D’autre part, la suspension arrière à voie constante mise au point par Delagarde et adaptée au prototype, procura une tenue de route extraordinaire, permettant de ridiculiser des voitures beaucoup plus puissantes.
Forts de ces résultats encourageants, Jean Panhard, Delagarde et Louis Bionnier, le carrossier maison, reprirent l’étude de la voiture, tant au point de vue réalisation que du point de vue prix de revient.
Or, il apparut rapidement que l’aluminium grevait dans de trop grandes proportions le prix de la voiture.
Finalement, on ne conservera de la voiture de Grégoire que la disposition générale, l’auvent en aluminium coulé et la carrosserie en tôle d’aluminium.
La voiture baptisée « DYNA » fut présentée au Salon de l’Automobile 1949 où elle remporta un immense succès.
Grâce à des améliorations successives par Louis Delagarde, la puissance passa de 22cv à plus de 60cv pour une cylindrée augmentée de 240cc seulement !
Pendant les années 1940-1944, Delagarde poursuivit les études de l’EBR en y apportant des modifications importantes :
– L’intégration en tourelle d’un canon de 75 à tir rapide
– Un 12 cylindres à plat installé sous la tourelle.
Comme il fallait impérativement conserver la silhouette la plus basse possible, il ne restait que 20cm pour loger le moteur, d’où la solution imaginée par Delagarde, faire une homothétie du moteur de la Dyna en portant la cylindrée initiale de 300cc à 500cc et le nombre de cylindres de 2 à 12, ce qui donnait une puissance de 250cv.
L’EBR et la Dyna furent lancés en même temps et tous les deux connurent une glorieuse carrière. L’EBR sera construit à 1.200 exemplaires : il eut l’honneur de transporter la dépouille du Général de Gaulle lors de ses obsèques et pendant son transfert de Paris à Colombey-les-deux-Eglises.
Quand on examine la carrière de Louis Delagarde, on constate très rapidement qu’elle s’est déroulée en fonction d’un nombre réduit de critères. En premier, l’amour de sa famille : tous ont conservé de leur père le souvenir d’un homme sévère mais juste dont la vie a été entièrement consacrée à Panhard et Levassor.
Sa seconde passion : un amour pour la mécanique poussée à l’extrême doublé, dans tous les cas, de la religion de solutions simples.
Il avait trouvé chez P et L , la situation qui correspondait à ses goûts profonds, ce qui explique sa modestie, la confiance de ses relations d’abord avec Paul Panhard mais surtout avec Jean Panhard et la nature des rapports avec ses collaborateurs qu’il a toujours vouvoyés, les considérant d’abord comme des hommes, analysant leurs erreurs, non pas pour les rabrouer mais pour les aider à s’améliorer.

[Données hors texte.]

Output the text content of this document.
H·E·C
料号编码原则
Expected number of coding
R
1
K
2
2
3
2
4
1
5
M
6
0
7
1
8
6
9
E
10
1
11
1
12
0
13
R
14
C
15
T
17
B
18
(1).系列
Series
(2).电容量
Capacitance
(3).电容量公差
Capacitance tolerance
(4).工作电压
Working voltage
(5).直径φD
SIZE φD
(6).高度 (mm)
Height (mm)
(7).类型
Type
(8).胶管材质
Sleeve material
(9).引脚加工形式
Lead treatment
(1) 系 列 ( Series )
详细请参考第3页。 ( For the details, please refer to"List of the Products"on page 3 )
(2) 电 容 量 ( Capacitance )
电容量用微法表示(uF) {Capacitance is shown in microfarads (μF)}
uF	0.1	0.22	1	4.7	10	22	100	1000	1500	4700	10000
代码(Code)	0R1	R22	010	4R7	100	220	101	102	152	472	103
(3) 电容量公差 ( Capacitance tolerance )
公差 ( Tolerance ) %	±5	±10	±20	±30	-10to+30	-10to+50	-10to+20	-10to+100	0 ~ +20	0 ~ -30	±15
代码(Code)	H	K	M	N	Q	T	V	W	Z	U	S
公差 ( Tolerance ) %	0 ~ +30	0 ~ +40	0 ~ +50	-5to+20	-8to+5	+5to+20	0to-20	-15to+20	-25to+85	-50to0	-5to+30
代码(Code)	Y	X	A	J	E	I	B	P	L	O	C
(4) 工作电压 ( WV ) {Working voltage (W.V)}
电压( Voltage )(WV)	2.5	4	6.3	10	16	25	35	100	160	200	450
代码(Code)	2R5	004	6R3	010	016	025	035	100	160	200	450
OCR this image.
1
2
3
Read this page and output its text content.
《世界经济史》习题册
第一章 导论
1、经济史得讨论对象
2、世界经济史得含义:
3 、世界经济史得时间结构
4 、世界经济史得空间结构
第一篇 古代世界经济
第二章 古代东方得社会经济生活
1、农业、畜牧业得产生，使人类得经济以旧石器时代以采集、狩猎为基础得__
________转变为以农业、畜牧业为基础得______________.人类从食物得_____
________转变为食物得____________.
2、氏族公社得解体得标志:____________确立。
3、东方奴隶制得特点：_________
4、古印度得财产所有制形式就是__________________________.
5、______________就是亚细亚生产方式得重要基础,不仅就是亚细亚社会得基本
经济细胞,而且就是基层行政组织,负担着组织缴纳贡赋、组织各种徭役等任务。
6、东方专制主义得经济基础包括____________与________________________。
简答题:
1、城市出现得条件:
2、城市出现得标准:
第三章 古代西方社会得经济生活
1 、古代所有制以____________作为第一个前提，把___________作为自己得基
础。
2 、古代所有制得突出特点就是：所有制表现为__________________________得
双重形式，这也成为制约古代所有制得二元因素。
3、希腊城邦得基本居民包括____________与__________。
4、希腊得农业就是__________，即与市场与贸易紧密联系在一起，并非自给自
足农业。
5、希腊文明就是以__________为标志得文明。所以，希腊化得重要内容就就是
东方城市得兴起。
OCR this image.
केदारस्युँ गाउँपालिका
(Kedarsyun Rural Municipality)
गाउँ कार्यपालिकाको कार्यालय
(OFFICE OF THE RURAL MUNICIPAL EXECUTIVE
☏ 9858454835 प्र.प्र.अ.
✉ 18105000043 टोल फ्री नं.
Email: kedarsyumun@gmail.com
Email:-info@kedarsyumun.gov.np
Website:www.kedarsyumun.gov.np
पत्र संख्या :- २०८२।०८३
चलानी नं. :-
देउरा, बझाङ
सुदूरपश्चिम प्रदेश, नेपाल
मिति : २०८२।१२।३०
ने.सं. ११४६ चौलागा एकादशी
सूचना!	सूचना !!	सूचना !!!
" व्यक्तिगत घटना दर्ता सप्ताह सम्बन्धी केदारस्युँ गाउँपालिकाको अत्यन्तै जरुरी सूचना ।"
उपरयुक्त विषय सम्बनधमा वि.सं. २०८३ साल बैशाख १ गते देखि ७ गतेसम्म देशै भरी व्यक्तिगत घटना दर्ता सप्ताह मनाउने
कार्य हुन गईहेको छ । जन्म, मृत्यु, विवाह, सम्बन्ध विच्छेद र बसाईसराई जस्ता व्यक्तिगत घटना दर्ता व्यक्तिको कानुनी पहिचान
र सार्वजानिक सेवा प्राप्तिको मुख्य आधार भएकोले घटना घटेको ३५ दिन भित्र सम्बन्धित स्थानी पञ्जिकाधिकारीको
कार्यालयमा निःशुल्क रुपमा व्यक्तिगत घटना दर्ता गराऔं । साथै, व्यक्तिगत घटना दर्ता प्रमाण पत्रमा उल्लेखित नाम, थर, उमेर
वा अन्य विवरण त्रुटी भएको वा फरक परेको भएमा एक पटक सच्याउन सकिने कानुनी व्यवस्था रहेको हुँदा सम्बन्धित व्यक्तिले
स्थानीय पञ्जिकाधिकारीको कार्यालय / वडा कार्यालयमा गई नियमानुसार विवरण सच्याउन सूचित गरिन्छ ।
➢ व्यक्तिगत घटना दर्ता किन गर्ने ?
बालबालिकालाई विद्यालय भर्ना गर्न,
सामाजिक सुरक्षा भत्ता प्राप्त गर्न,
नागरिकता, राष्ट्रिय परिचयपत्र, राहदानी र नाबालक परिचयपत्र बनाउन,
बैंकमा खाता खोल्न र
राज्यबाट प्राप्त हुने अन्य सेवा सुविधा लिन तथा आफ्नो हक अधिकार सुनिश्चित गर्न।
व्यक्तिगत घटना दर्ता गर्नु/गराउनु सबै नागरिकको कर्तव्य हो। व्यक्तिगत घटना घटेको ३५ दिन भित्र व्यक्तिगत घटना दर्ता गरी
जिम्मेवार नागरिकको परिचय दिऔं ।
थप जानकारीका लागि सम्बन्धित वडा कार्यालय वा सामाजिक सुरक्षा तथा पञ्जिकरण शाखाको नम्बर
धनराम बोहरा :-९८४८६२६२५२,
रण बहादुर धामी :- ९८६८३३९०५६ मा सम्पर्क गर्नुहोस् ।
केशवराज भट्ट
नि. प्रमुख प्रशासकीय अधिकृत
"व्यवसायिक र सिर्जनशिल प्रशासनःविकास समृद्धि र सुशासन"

Les perfectionnements qu’il apporta aux problèmes qui se présentaient à lui résultent d’une étude approfondie des raisons des échecs suivie d’une solution généralement très simple.
Tout au long des 53 ans passés chez Panhard, Louis Delagarde a toujours fait preuve d’une grande modestie : j’étais assis à côté d’un monument de l’Automobile et il me parlait comme à un fils.
Extrêmement cultivé, comme bien des gens de sa génération, il adorait l’histoire et les problèmes de mathématiques.
Louis Delagarde s’éteignit, entouré de l’affection des siens, à Bourg la Reine, le 25 avril 1990, après une vie bien remplie pendant laquelle il avait eu la satisfaction d’avoir atteint les buts qu’il s’étaient fixés.
Après sa mort et en témoignage de l’affection que nous avions l’un pour l’autre, sa fille Anne, me donna son petit agenda correspondant à mon année de naissance : 1945. Une relique.